The tentative agreement breaks a drought of new labor contracts for cabin crews.

Daniel Slim | AFP | Getty Images
  • The deal's details, which were struck under federal mediation, weren't immediately made public.
  • United and American Airlines are still negotiating contracts with their flight attendants.
  • American Airlines' flight attendants union said talks had ended on Thursday without a deal and that cabin crews should prepare for a strike.

Alaska Airlines' flight attendants union said Friday that it reached a "record" tentative labor deal with the carrier, ending a drought of new contracts for cabin crews that have clamored for pay raises for years.

The details of the deal, struck under federal mediation, weren't immediately made public. It will be reviewed by union leadership and then voted on by rank and file members, the Association of Flight Attendants said.

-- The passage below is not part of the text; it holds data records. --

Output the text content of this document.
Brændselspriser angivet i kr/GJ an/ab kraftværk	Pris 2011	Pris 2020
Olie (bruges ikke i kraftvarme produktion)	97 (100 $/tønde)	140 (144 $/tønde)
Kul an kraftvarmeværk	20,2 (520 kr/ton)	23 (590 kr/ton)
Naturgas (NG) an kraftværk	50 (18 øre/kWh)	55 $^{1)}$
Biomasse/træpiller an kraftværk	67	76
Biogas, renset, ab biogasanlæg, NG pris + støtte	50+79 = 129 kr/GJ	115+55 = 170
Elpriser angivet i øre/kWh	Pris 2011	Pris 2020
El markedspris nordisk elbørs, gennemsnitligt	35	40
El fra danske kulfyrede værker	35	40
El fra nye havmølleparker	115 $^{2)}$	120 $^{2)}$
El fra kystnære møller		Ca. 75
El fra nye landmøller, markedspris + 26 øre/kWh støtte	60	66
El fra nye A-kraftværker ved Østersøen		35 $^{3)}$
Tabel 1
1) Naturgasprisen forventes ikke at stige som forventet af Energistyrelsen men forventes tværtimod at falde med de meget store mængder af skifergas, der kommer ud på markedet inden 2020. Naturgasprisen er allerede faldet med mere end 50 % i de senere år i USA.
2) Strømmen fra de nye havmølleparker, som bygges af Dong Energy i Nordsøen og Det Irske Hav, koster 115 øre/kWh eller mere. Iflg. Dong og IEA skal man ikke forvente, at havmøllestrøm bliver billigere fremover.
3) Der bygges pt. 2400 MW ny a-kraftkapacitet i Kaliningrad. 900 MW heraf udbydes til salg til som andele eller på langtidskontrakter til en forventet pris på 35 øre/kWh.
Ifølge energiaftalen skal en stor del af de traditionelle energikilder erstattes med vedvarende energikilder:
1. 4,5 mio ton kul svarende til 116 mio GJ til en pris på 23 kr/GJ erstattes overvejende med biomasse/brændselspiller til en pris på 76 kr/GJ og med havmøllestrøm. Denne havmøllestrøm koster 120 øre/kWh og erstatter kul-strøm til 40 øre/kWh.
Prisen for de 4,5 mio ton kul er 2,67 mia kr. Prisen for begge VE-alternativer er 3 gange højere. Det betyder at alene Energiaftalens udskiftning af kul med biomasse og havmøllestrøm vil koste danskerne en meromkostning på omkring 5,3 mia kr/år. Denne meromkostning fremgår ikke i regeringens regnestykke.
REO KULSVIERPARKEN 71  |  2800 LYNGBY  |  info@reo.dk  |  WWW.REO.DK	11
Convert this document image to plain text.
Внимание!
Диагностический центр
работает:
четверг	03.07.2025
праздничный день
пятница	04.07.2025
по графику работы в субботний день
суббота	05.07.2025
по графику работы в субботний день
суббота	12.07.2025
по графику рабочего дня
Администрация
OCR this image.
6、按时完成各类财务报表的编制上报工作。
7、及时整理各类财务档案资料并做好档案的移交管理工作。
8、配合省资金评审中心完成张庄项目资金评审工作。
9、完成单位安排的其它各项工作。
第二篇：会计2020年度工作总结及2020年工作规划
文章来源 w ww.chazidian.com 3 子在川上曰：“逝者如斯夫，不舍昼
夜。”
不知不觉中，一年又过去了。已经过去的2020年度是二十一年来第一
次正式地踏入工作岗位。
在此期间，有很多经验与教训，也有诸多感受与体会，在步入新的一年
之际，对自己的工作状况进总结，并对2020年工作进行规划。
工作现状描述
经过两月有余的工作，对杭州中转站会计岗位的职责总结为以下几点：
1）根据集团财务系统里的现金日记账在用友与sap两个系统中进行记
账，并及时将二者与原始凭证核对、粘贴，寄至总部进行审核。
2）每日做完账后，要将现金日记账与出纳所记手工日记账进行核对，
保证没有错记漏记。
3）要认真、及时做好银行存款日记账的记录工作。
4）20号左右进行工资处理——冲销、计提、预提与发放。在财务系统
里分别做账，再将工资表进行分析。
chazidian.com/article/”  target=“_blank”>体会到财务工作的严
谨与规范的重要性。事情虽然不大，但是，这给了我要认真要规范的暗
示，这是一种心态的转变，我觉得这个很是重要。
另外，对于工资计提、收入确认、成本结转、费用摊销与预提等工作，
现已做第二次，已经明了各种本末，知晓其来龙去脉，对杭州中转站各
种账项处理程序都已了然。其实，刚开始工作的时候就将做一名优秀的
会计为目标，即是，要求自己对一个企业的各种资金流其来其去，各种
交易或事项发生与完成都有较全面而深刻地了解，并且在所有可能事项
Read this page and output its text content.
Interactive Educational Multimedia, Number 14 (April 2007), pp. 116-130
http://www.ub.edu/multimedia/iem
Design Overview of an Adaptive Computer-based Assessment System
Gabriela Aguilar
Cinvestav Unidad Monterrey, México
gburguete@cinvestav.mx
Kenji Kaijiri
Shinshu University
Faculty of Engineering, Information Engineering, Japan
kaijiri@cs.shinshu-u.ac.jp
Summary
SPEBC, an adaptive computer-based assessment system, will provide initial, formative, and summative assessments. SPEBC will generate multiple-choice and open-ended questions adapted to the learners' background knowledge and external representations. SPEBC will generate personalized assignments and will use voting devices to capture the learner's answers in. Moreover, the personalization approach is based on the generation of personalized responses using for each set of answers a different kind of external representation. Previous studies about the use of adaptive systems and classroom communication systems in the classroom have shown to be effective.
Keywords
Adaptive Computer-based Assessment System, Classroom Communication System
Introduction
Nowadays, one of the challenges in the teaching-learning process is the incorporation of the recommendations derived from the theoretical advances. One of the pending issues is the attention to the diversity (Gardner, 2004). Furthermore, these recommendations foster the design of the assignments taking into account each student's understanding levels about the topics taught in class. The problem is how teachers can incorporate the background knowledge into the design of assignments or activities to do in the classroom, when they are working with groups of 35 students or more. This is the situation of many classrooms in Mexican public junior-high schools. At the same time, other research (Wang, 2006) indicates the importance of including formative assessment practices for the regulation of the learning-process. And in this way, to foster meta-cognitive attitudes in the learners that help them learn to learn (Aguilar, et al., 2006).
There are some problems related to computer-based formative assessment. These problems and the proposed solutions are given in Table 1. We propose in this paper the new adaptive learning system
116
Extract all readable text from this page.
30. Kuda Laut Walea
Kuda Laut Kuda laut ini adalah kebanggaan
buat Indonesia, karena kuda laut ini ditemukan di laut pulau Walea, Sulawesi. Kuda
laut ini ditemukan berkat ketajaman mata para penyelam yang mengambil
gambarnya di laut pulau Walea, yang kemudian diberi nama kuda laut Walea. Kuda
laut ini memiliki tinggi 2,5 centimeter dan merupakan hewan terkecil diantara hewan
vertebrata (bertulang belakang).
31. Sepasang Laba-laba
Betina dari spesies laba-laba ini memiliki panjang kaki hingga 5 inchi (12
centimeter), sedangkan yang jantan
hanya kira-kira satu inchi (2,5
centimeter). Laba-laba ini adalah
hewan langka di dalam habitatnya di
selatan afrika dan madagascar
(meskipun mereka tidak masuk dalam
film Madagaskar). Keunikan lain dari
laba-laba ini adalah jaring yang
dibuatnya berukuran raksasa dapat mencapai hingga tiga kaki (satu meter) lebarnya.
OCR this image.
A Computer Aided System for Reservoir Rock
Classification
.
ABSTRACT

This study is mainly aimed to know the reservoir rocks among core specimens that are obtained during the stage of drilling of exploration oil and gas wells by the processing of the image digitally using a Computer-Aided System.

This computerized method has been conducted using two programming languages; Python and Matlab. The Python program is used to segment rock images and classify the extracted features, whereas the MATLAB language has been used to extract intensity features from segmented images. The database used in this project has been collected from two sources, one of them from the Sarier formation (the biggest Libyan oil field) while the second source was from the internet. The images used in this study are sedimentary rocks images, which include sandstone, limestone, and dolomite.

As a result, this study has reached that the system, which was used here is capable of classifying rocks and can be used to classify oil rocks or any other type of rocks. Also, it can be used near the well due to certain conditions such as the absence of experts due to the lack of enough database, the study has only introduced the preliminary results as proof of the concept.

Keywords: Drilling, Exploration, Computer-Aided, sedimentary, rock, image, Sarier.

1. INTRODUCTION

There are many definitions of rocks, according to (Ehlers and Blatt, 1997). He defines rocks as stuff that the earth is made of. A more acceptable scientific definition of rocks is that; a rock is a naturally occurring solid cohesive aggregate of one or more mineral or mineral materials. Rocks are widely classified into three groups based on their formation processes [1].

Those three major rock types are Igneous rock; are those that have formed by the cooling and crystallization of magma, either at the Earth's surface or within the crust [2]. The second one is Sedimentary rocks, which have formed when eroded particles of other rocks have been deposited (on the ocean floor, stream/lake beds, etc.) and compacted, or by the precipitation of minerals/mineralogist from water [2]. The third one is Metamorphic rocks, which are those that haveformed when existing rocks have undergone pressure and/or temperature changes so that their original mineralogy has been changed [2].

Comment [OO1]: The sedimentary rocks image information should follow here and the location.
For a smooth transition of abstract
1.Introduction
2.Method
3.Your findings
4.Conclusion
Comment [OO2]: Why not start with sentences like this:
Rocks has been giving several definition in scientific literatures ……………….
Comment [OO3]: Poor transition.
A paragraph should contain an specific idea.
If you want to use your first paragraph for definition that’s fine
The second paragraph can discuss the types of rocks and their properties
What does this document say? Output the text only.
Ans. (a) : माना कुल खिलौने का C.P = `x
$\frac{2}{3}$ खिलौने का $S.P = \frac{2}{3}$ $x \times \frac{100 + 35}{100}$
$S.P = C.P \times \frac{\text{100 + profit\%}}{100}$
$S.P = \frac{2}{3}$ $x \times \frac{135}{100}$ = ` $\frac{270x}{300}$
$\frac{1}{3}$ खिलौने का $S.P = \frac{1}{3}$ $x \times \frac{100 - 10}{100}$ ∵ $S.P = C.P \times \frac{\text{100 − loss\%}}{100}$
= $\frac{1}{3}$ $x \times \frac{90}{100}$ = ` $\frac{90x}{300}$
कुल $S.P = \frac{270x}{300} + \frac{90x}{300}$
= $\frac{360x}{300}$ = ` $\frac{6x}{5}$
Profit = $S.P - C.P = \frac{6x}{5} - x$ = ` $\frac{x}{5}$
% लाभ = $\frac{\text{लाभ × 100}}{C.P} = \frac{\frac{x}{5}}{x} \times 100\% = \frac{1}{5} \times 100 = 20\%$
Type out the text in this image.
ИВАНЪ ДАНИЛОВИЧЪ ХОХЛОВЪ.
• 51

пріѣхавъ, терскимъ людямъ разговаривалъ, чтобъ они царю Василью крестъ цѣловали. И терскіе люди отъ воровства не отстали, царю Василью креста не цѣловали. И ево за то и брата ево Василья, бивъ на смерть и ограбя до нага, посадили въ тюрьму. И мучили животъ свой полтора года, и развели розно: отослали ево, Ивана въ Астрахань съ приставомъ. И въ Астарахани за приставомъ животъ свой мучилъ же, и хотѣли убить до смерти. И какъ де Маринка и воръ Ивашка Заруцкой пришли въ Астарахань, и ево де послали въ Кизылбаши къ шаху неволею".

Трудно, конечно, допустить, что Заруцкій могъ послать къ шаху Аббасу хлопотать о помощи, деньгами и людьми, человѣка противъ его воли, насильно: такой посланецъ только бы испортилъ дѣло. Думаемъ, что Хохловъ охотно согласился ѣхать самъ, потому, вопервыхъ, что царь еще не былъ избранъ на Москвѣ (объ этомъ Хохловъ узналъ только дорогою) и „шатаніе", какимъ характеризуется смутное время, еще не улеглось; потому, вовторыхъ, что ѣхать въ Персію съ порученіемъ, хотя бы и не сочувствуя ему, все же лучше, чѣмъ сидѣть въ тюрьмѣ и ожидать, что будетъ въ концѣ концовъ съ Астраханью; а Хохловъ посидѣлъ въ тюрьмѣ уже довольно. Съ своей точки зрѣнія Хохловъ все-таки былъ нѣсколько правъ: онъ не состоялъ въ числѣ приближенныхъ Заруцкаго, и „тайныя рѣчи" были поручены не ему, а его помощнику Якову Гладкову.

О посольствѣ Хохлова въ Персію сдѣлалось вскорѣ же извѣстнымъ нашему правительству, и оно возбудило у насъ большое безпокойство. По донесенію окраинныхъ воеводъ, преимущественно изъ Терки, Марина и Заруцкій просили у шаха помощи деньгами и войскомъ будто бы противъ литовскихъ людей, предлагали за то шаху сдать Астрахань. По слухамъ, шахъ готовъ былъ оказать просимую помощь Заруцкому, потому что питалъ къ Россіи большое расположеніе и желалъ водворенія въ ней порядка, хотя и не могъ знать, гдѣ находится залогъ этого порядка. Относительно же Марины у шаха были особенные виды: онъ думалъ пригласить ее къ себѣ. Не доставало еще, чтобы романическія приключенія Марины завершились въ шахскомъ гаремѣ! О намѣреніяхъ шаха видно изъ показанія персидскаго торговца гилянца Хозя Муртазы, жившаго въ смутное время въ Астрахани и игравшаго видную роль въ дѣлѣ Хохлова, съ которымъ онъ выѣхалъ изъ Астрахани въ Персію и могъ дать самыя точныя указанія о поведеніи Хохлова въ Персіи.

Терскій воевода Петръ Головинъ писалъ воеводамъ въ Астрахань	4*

"With our combined efforts, we've been able to reach an agreement that provides quality of life and continued career growth at Alaska," the airline said in a statement. 

A day earlier, American Airlines' flight attendants union said talks had broken down for a new contract, and that its members should prepare for a possible strike. However, a company spokeswoman said the two sides had made "good progress in negotiations this week, adding even more to the industry-leading proposal we've had on the table for months."

United Airlines is also negotiating a new contract with its flight attendants union.

Strikes in the U.S. airline industry are extremely rare. If a deal cannot be reached, there could be a 30-day cooling-off period before a possible work stoppage.